Today in the United States there is simply a terrible bias towards aviation, which must solve all problems in the air. And this also puzzles some thinking people in the United States. And this is normal, because an airplane is a delicate and delicate device that requires a certain approach. For example, a runway cleared of snow and cleared of ice. For example. And, whatever one may say, aviation pays attention to weather conditions.

To carry out air defense exclusively by aviation - well, even in the USA they already understand that this is wrong. ICBMs and cruise missiles - they, of course, will wait until the fog clears, remove snow and ice from the runway, and so on. And an incomprehensible ball will also kindly hover in the sky, waiting for the F-22 to find it and shoot it from a cannon...
Of course, today no one is talking about three security belts for the country, as in the 60s. They couldn’t do it in the USSR either, they just built a ring around Moscow. But covering the most important objects with something other than airplanes is necessary.
But for this you still need air defense systems! Obviously so...
What does the US Army have at its disposal? If we are talking about real missile defense systems, and all the headaches of the US officials cited above are about missile defense, then these are four (as of 2020) dozen THAAD systems and twice as many MIM-104F Patriot PAC-3/PAC-3 MSE . That is, about 120.

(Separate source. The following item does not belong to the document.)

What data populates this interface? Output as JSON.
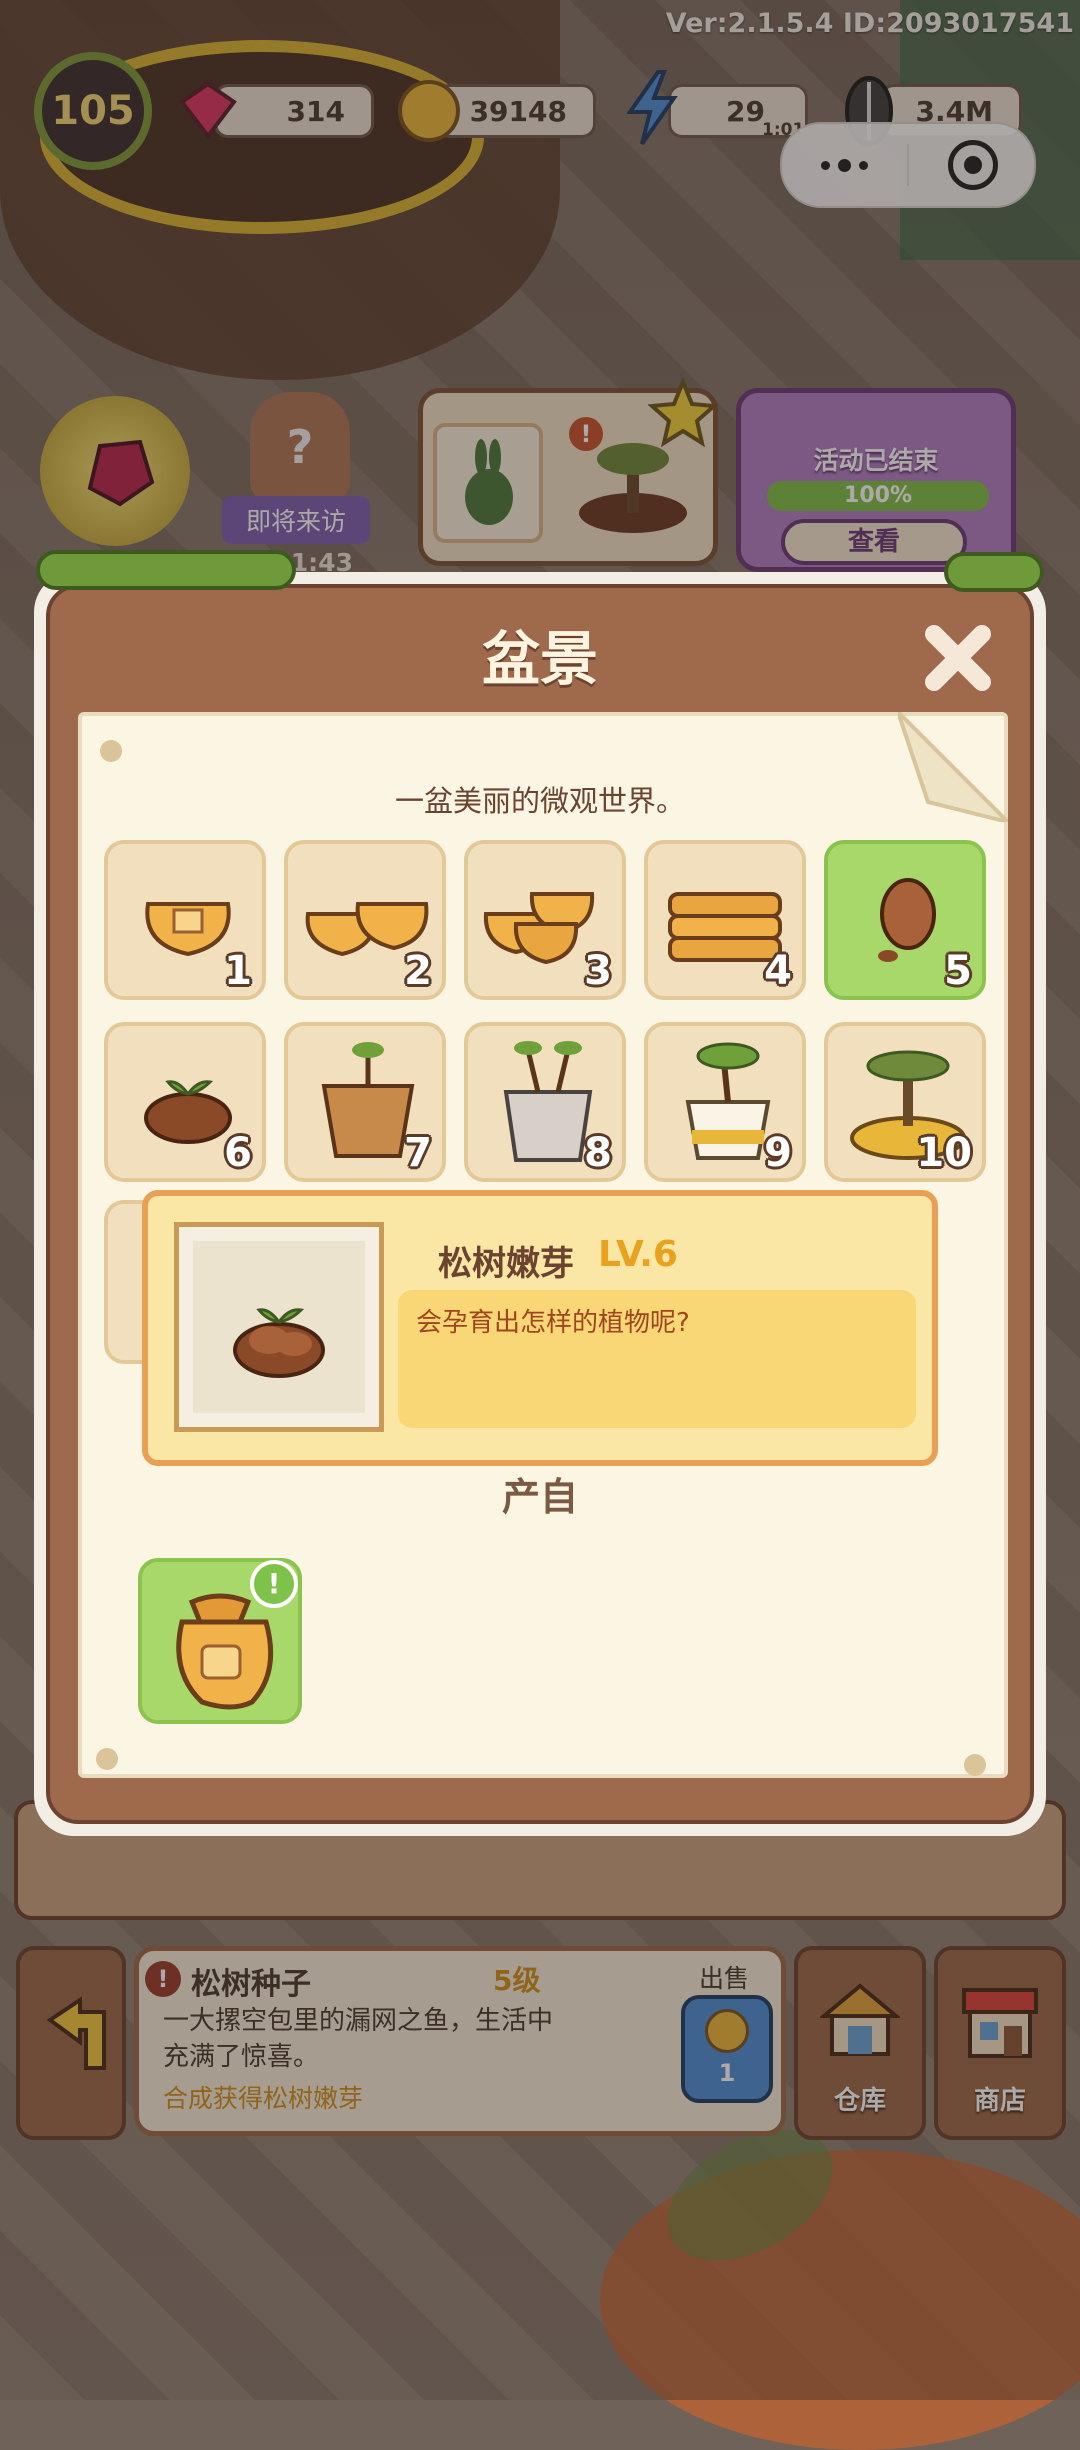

In the old days, 300 Nike-Hercules air defense systems were not enough. Now it’s 120. We draw our own conclusions about who’s doing what.

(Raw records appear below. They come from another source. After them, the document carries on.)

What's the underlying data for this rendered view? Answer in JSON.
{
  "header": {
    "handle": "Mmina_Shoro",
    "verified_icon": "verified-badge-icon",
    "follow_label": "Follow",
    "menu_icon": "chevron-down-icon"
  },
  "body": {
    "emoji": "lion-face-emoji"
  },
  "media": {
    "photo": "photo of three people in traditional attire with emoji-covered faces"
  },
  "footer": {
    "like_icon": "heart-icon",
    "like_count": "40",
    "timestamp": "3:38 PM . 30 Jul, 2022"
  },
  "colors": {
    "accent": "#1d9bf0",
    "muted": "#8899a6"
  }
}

Yes, there are quite decent Israeli “Iron Domes” and Norwegian NASAMS. But, firstly, these are short-range air defense systems, which in the case of the Israeli air defense system are good at intercepting almost everything that flies, and secondly, there are also few of them. And how they will work against cruise missiles that fly above the ground, and even at supersonic speeds, is a question. But that's a question for later.

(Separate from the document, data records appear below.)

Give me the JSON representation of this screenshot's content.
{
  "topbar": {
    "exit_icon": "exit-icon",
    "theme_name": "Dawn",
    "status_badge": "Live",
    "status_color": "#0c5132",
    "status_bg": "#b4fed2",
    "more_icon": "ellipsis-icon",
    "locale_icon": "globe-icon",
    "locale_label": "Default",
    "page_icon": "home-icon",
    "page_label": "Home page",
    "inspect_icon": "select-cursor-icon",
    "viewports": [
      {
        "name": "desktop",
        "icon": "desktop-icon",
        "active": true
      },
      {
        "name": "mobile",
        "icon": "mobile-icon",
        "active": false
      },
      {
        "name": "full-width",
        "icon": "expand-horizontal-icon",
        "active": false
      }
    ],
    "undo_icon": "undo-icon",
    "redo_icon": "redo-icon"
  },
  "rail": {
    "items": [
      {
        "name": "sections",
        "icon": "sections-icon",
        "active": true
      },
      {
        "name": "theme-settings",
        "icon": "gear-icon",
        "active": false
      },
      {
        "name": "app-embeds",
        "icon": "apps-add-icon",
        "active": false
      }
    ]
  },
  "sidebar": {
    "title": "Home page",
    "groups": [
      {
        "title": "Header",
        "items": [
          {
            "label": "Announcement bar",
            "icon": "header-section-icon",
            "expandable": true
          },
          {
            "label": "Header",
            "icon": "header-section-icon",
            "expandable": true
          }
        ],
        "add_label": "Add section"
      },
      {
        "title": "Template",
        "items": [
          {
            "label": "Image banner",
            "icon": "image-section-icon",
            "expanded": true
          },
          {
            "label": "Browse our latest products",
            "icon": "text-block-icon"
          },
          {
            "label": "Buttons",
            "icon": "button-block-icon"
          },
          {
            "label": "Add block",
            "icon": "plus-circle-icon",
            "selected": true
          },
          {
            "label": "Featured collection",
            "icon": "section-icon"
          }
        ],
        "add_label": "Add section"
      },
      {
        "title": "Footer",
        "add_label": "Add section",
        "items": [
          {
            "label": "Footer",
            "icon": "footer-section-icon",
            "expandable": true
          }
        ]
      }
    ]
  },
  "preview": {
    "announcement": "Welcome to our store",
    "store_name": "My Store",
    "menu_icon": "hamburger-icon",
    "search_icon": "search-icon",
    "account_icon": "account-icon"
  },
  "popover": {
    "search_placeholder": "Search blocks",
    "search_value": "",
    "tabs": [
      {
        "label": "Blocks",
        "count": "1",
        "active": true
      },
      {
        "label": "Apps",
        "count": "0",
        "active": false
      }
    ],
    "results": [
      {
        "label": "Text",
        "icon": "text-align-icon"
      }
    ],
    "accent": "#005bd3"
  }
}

In the meantime, in the United States it is worth thinking not only about airships and satellites stuffed with sensors, but about trivial launchers, which are clearly in short supply. If we are talking specifically about creating a full-fledged air defense system that can protect the country from any attacks.
And this smells like another stack of billions. In addition to the bundle that is planned to be used for innovation in organizing surveillance and control systems. And this is without sarcasm or mockery, indeed, if a new air defense system is created, which will be designed to protect the United States from any encroachments from Russia, China, international terrorist groups, unfriendly or very aggressive aliens, then observation systems and aircraft will definitely it is necessary to add air defense missile systems that will cover the most important objects on the territory of the country.
This, of course, is not 400 billion over 20 years, but stretching 200 billion over 10 years - why not? There would be, as they say, a desire, and it can be seen in what the American military is now saying and planning.
Missile defense of critical infrastructure clearly remains a major source of concern. Finding the right mix of capabilities, and those that can be acquired and fielded at a reasonable cost in the next 5 to 10 years, to meet this challenge is a key reason the Air Force is conducting its new analysis of air defense alternatives. Well, taxpayers need to prepare some more money.
Actually, this is the answer to the question above: the revival of the national air defense network is happening because it is possible to carry out such a difficult undertaking. Whether there is a real threat from China and Russia or not is not even the tenth question. This is of no interest to anyone at all. Another thing is interesting, and you and I understand perfectly well what is behind the suddenly increased threat from Russian and Chinese missiles to the United States.